Kolbjorn Jarle Kristiansen, 49, pleaded guilty in Hennepin County District Court to attempting to operate an aircraft within two hours of having a blood-alcohol level of 0.04 percent or higher, a gross misdemeanor. Three similar counts — two gross misdemeanors and a misdemeanor — were dismissed.

Kristiansen was sentenced to a year in jail with 305 of those days stayed, WCCO-TV reported. He also must complete 240 hours of community service and pay a $3,000 fine.

Kristiansen, of Raleigh, North Carolina, was arrested at the Minneapolis-St. Paul International Airport on Jan. 4, 2013, after airport police and a Transportation Security Administration officer said they smelled alcohol as they walked past a group of four pilots around 5:30 a.m.
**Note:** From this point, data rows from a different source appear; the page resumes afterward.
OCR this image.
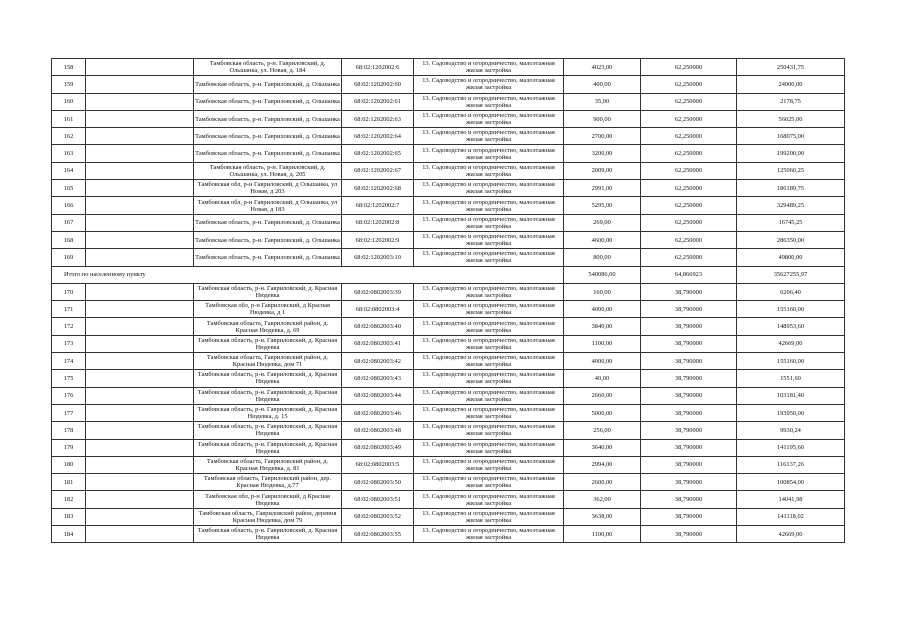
158		Тамбовская область, р-н. Гавриловский, д. Ольшанка, ул. Новая, д. 184	68:02:1202002:6	13. Садоводство и огородничество, малоэтажная жилая застройка	4023,00	62,250000	250431,75
159		Тамбовская область, р-н. Гавриловский, д. Ольшанка	68:02:1202002:60	13. Садоводство и огородничество, малоэтажная жилая застройка	400,00	62,250000	24900,00
160		Тамбовская область, р-н. Гавриловский, д. Ольшанка	68:02:1202002:61	13. Садоводство и огородничество, малоэтажная жилая застройка	35,00	62,250000	2178,75
161		Тамбовская область, р-н. Гавриловский, д. Ольшанка	68:02:1202002:63	13. Садоводство и огородничество, малоэтажная жилая застройка	900,00	62,250000	56025,00
162		Тамбовская область, р-н. Гавриловский, д. Ольшанка	68:02:1202002:64	13. Садоводство и огородничество, малоэтажная жилая застройка	2700,00	62,250000	168075,00
163		Тамбовская область, р-н. Гавриловский, д. Ольшанка	68:02:1202002:65	13. Садоводство и огородничество, малоэтажная жилая застройка	3200,00	62,250000	199200,00
164		Тамбовская область, р-н. Гавриловский, д. Ольшанка, ул. Новая, д. 205	68:02:1202002:67	13. Садоводство и огородничество, малоэтажная жилая застройка	2009,00	62,250000	125060,25
165		Тамбовская обл, р-н Гавриловский, д Ольшанка, ул Новая, д 203	68:02:1202002:68	13. Садоводство и огородничество, малоэтажная жилая застройка	2991,00	62,250000	186189,75
166		Тамбовская обл, р-н Гавриловский, д Ольшанка, ул Новая, д 183	68:02:1202002:7	13. Садоводство и огородничество, малоэтажная жилая застройка	5295,00	62,250000	329489,25
167		Тамбовская область, р-н. Гавриловский, д. Ольшанка	68:02:1202002:8	13. Садоводство и огородничество, малоэтажная жилая застройка	269,00	62,250000	16745,25
168		Тамбовская область, р-н. Гавриловский, д. Ольшанка	68:02:1202002:9	13. Садоводство и огородничество, малоэтажная жилая застройка	4600,00	62,250000	286350,00
169		Тамбовская область, р-н. Гавриловский, д. Ольшанка	68:02:1202003:10	13. Садоводство и огородничество, малоэтажная жилая застройка	800,00	62,250000	49800,00
Итого по населенному пункту					540086,00	64,866923	35627255,97
170		Тамбовская область, р-н. Гавриловский, д. Красная Нюдевка	68:02:0802003:39	13. Садоводство и огородничество, малоэтажная жилая застройка	160,00	38,790000	6206,40
171		Тамбовская обл, р-н Гавриловский, д Красная Нюдевка, д 1	68:02:0802003:4	13. Садоводство и огородничество, малоэтажная жилая застройка	4000,00	38,790000	155160,00
172		Тамбовская область, Гавриловский район, д. Красная Нюдевка, д. 69	68:02:0802003:40	13. Садоводство и огородничество, малоэтажная жилая застройка	3840,00	38,790000	148953,60
173		Тамбовская область, р-н. Гавриловский, д. Красная Нюдевка	68:02:0802003:41	13. Садоводство и огородничество, малоэтажная жилая застройка	1100,00	38,790000	42669,00
174		Тамбовская область, Гавриловский район, д. Красная Нюдевка, дом 71	68:02:0802003:42	13. Садоводство и огородничество, малоэтажная жилая застройка	4000,00	38,790000	155160,00
175		Тамбовская область, р-н. Гавриловский, д. Красная Нюдевка	68:02:0802003:43	13. Садоводство и огородничество, малоэтажная жилая застройка	40,00	38,790000	1551,60
176		Тамбовская область, р-н. Гавриловский, д. Красная Нюдевка	68:02:0802003:44	13. Садоводство и огородничество, малоэтажная жилая застройка	2660,00	38,790000	103181,40
177		Тамбовская область, р-н. Гавриловский, д. Красная Нюдевка, д. 15	68:02:0802003:46	13. Садоводство и огородничество, малоэтажная жилая застройка	5000,00	38,790000	193950,00
178		Тамбовская область, р-н. Гавриловский, д. Красная Нюдевка	68:02:0802003:48	13. Садоводство и огородничество, малоэтажная жилая застройка	256,00	38,790000	9930,24
179		Тамбовская область, р-н. Гавриловский, д. Красная Нюдевка	68:02:0802003:49	13. Садоводство и огородничество, малоэтажная жилая застройка	3640,00	38,790000	141195,60
180		Тамбовская область, Гавриловский район, д. Красная Нюдевка, д. 81	68:02:0802003:5	13. Садоводство и огородничество, малоэтажная жилая застройка	2994,00	38,790000	116137,26
181		Тамбовская область, Гавриловский район, дер. Красная Нюдевка, д.77	68:02:0802003:50	13. Садоводство и огородничество, малоэтажная жилая застройка	2600,00	38,790000	100854,00
182		Тамбовская обл, р-н Гавриловский, д Красная Нюдевка	68:02:0802003:51	13. Садоводство и огородничество, малоэтажная жилая застройка	362,00	38,790000	14041,98
183		Тамбовская область, Гавриловский район, деревня Красная Нюдевка, дом 79	68:02:0802003:52	13. Садоводство и огородничество, малоэтажная жилая застройка	3638,00	38,790000	141118,02
184		Тамбовская область, р-н. Гавриловский, д. Красная Нюдевка	68:02:0802003:55	13. Садоводство и огородничество, малоэтажная жилая застройка	1100,00	38,790000	42669,00
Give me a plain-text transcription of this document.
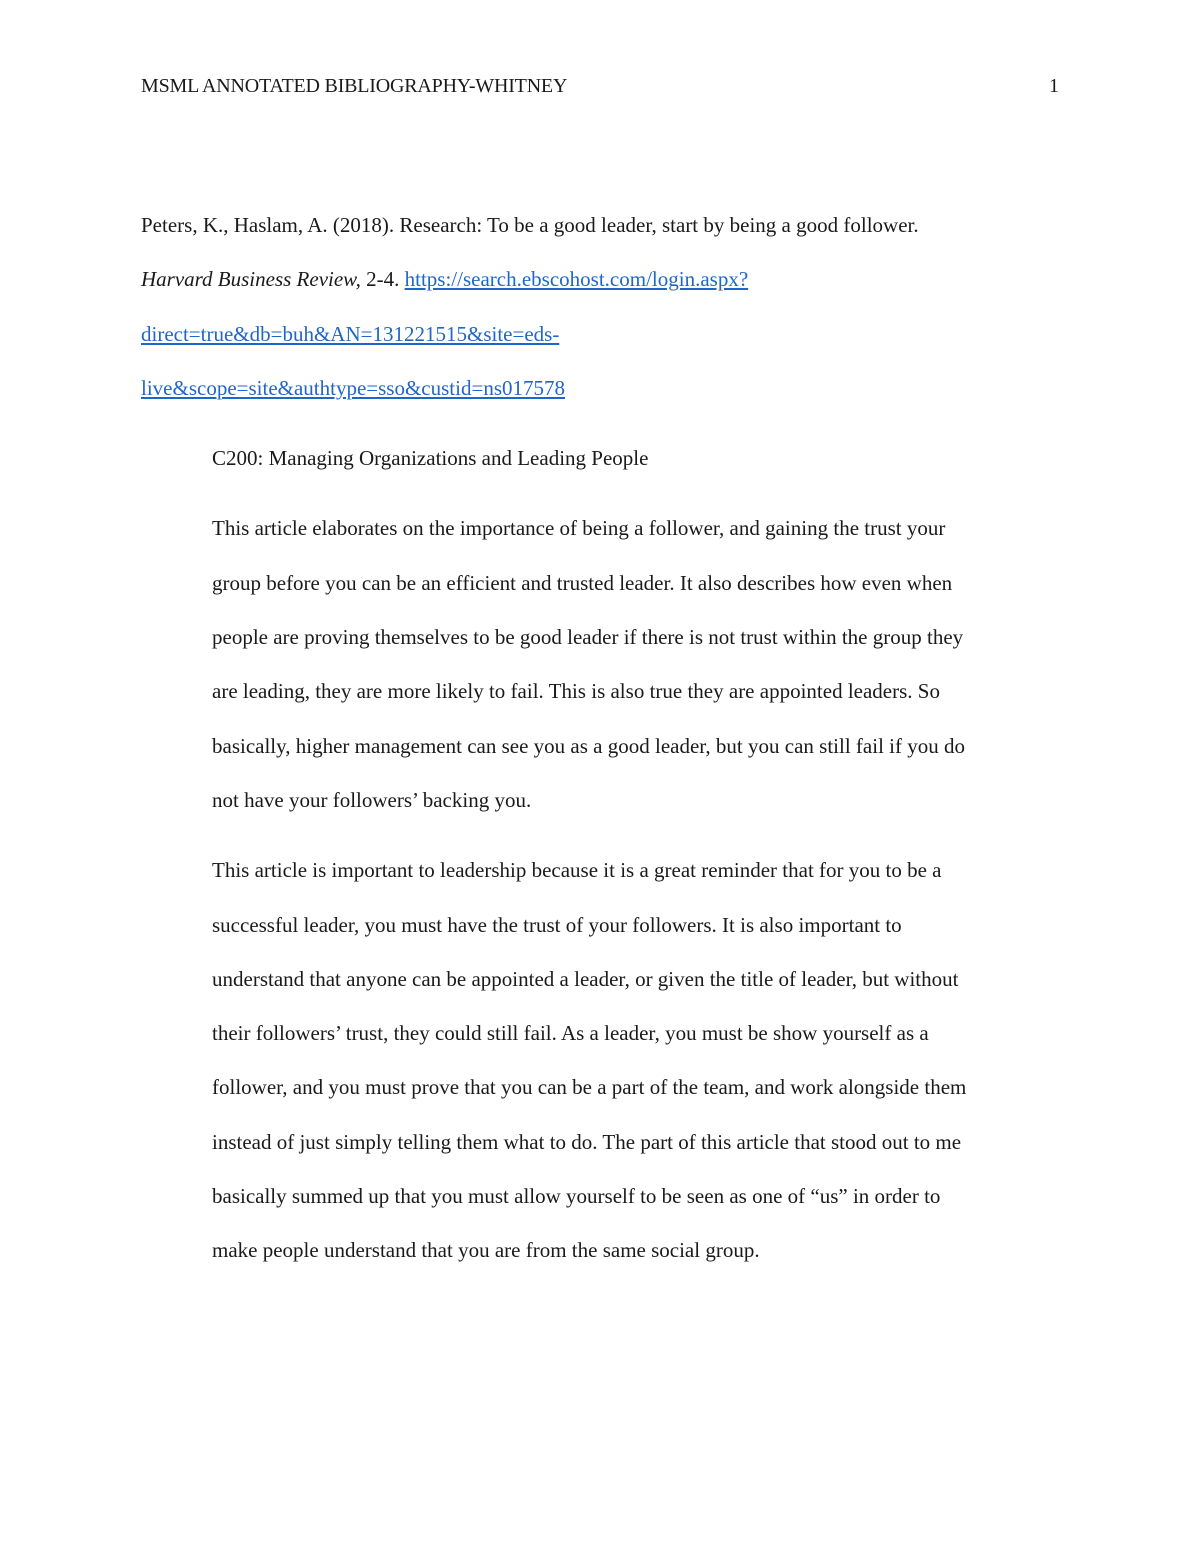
MSML ANNOTATED BIBLIOGRAPHY-WHITNEY	1

Peters, K., Haslam, A. (2018). Research: To be a good leader, start by being a good follower.
Harvard Business Review, 2-4. https://search.ebscohost.com/login.aspx?
direct=true&db=buh&AN=131221515&site=eds-
live&scope=site&authtype=sso&custid=ns017578

C200: Managing Organizations and Leading People

This article elaborates on the importance of being a follower, and gaining the trust your
group before you can be an efficient and trusted leader. It also describes how even when
people are proving themselves to be good leader if there is not trust within the group they
are leading, they are more likely to fail. This is also true they are appointed leaders. So
basically, higher management can see you as a good leader, but you can still fail if you do
not have your followers’ backing you.

This article is important to leadership because it is a great reminder that for you to be a
successful leader, you must have the trust of your followers. It is also important to
understand that anyone can be appointed a leader, or given the title of leader, but without
their followers’ trust, they could still fail. As a leader, you must be show yourself as a
follower, and you must prove that you can be a part of the team, and work alongside them
instead of just simply telling them what to do. The part of this article that stood out to me
basically summed up that you must allow yourself to be seen as one of “us” in order to
make people understand that you are from the same social group.
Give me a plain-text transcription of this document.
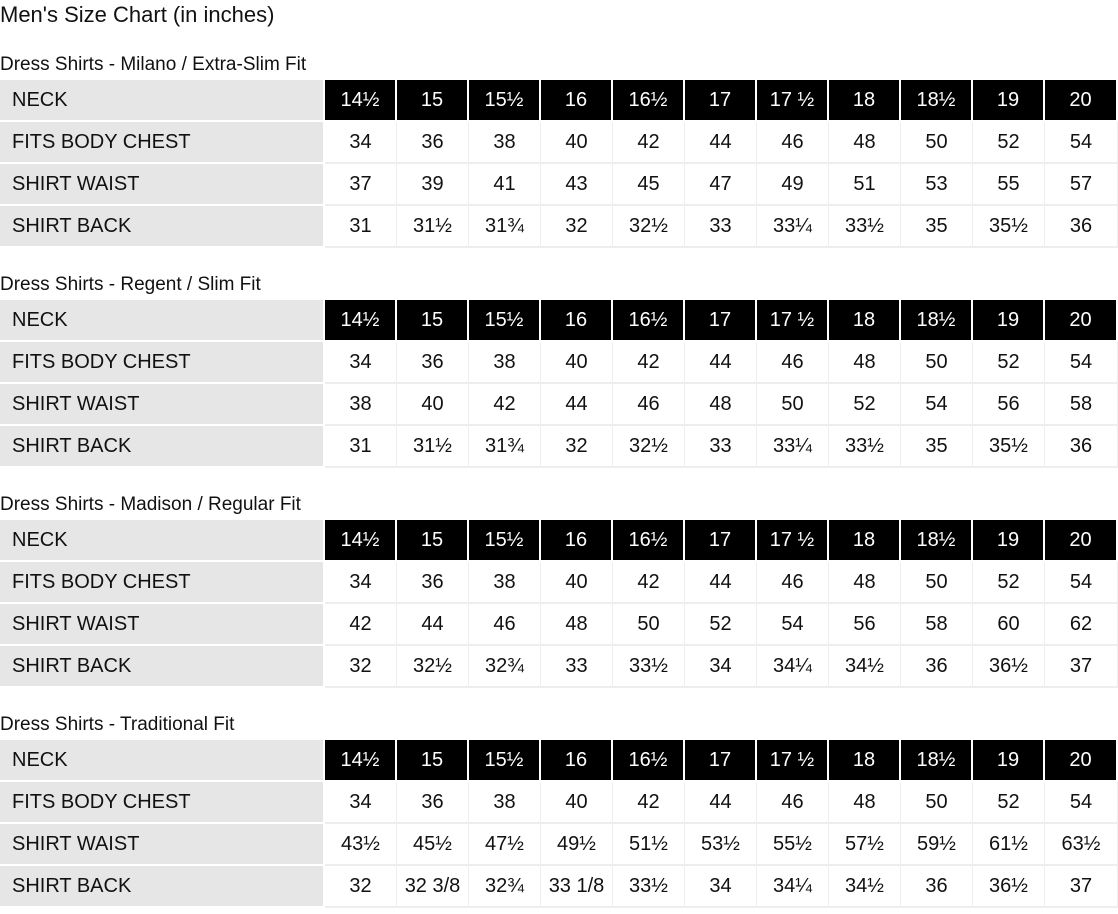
Men's Size Chart (in inches)
Dress Shirts - Milano / Extra-Slim Fit
NECK	14½	15	15½	16	16½	17	17 ½	18	18½	19	20
FITS BODY CHEST	34	36	38	40	42	44	46	48	50	52	54
SHIRT WAIST	37	39	41	43	45	47	49	51	53	55	57
SHIRT BACK	31	31½	31¾	32	32½	33	33¼	33½	35	35½	36
Dress Shirts - Regent / Slim Fit
NECK	14½	15	15½	16	16½	17	17 ½	18	18½	19	20
FITS BODY CHEST	34	36	38	40	42	44	46	48	50	52	54
SHIRT WAIST	38	40	42	44	46	48	50	52	54	56	58
SHIRT BACK	31	31½	31¾	32	32½	33	33¼	33½	35	35½	36
Dress Shirts - Madison / Regular Fit
NECK	14½	15	15½	16	16½	17	17 ½	18	18½	19	20
FITS BODY CHEST	34	36	38	40	42	44	46	48	50	52	54
SHIRT WAIST	42	44	46	48	50	52	54	56	58	60	62
SHIRT BACK	32	32½	32¾	33	33½	34	34¼	34½	36	36½	37
Dress Shirts - Traditional Fit
NECK	14½	15	15½	16	16½	17	17 ½	18	18½	19	20
FITS BODY CHEST	34	36	38	40	42	44	46	48	50	52	54
SHIRT WAIST	43½	45½	47½	49½	51½	53½	55½	57½	59½	61½	63½
SHIRT BACK	32	32 3/8	32¾	33 1/8	33½	34	34¼	34½	36	36½	37
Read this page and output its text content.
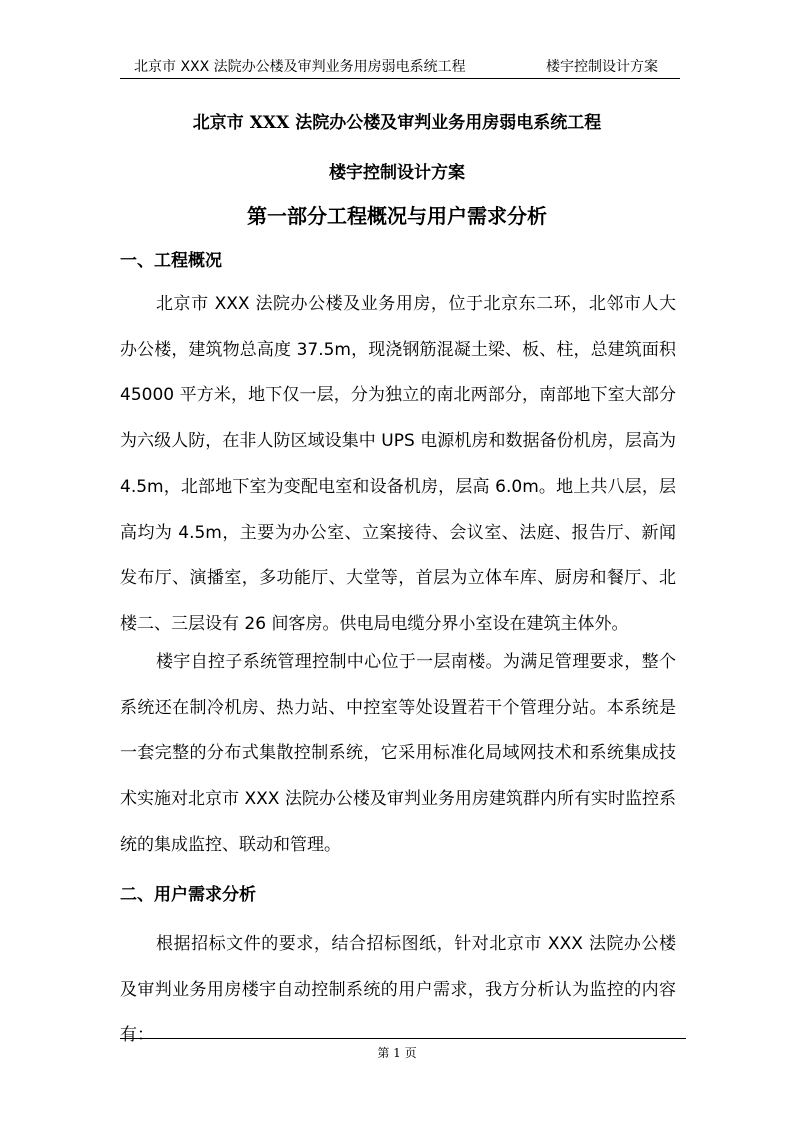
北京市 XXX 法院办公楼及审判业务用房弱电系统工程	楼宇控制设计方案
北京市 XXX 法院办公楼及审判业务用房弱电系统工程
楼宇控制设计方案
第一部分工程概况与用户需求分析
一、工程概况

北京市 XXX 法院办公楼及业务用房，位于北京东二环，北邻市人大办公楼，建筑物总高度 37.5m，现浇钢筋混凝土梁、板、柱，总建筑面积 45000 平方米，地下仅一层，分为独立的南北两部分，南部地下室大部分为六级人防，在非人防区域设集中 UPS 电源机房和数据备份机房，层高为 4.5m，北部地下室为变配电室和设备机房，层高 6.0m。地上共八层，层高均为 4.5m，主要为办公室、立案接待、会议室、法庭、报告厅、新闻发布厅、演播室，多功能厅、大堂等，首层为立体车库、厨房和餐厅、北楼二、三层设有 26 间客房。供电局电缆分界小室设在建筑主体外。

楼宇自控子系统管理控制中心位于一层南楼。为满足管理要求，整个系统还在制冷机房、热力站、中控室等处设置若干个管理分站。本系统是一套完整的分布式集散控制系统，它采用标准化局域网技术和系统集成技术实施对北京市 XXX 法院办公楼及审判业务用房建筑群内所有实时监控系统的集成监控、联动和管理。

二、用户需求分析

根据招标文件的要求，结合招标图纸，针对北京市 XXX 法院办公楼及审判业务用房楼宇自动控制系统的用户需求，我方分析认为监控的内容有：

第 1 页
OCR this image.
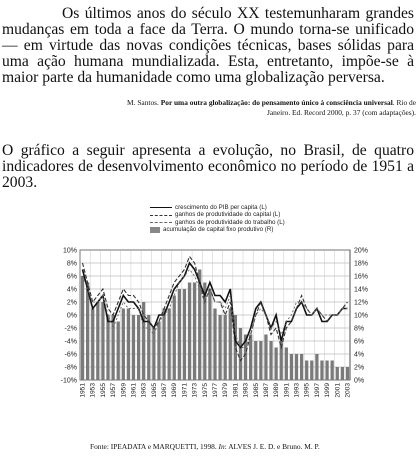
Os últimos anos do século XX testemunharam grandes mudanças em toda a face da Terra. O mundo torna-se unificado — em virtude das novas condições técnicas, bases sólidas para uma ação humana mundializada. Esta, entretanto, impõe-se à maior parte da humanidade como uma globalização perversa.
M. Santos. Por uma outra globalização: do pensamento único à consciência universal. Rio de Janeiro. Ed. Record 2000, p. 37 (com adaptações).
O gráfico a seguir apresenta a evolução, no Brasil, de quatro indicadores de desenvolvimento econômico no período de 1951 a 2003.
10%
8%
6%
4%
2%
0%
-2%
-4%
-6%
-8%
-10%
20%
18%
16%
14%
12%
10%
8%
6%
4%
2%
0%
1951 1953 1955 1957 1959 1961 1963 1965 1967 1969 1971 1973 1975 1977 1979 1981 1983 1985 1987 1989 1991 1993 1995 1997 1999 2001 2003
crescimento do PIB per capita (L)
ganhos de produtividade do capital (L)
ganhos de produtividade do trabalho (L)
acumulação de capital fixo produtivo (R)
Fonte: IPEADATA e MARQUETTI, 1998. In: ALVES J. E. D. e Bruno. M. P.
Authorities said a preliminary test revealed Kristiansen's blood-alcohol content was 0.107 percent, more than double the legal limit for pilots.

According to a criminal complaint, two officers approached Kristiansen and noted he had "glassy and watery eyes and was slow in responses to officer questions." The complaint said Kristiansen admitted he consumed alcohol the night before and was planning to fly.

After the preliminary test, a subsequent blood test revealed Kristiansen's blood-alcohol level was 0.09 percent. Pilots are prohibited from flying if they have a blood-alcohol level of 0.04 percent or higher, half the level allowed for motorists.

Kristiansen's attorney, Peter Wold, told The Associated Press his client never touched the controls or operated the plane.

As part of the sentence, Kristiansen will spend this weekend in the Hennepin County Workhouse, Wold said.

"He wants to move on. He's been totally rehabilitated. He's been sober, gone through treatment. He's taken the steps he can to take responsibility and get back with the airline," Wold said Friday.

American Airlines uses American Eagle to operate shorter connecting flights. American Airlines spokesman Matt Miller said Friday that Kristiansen was suspended and later fired.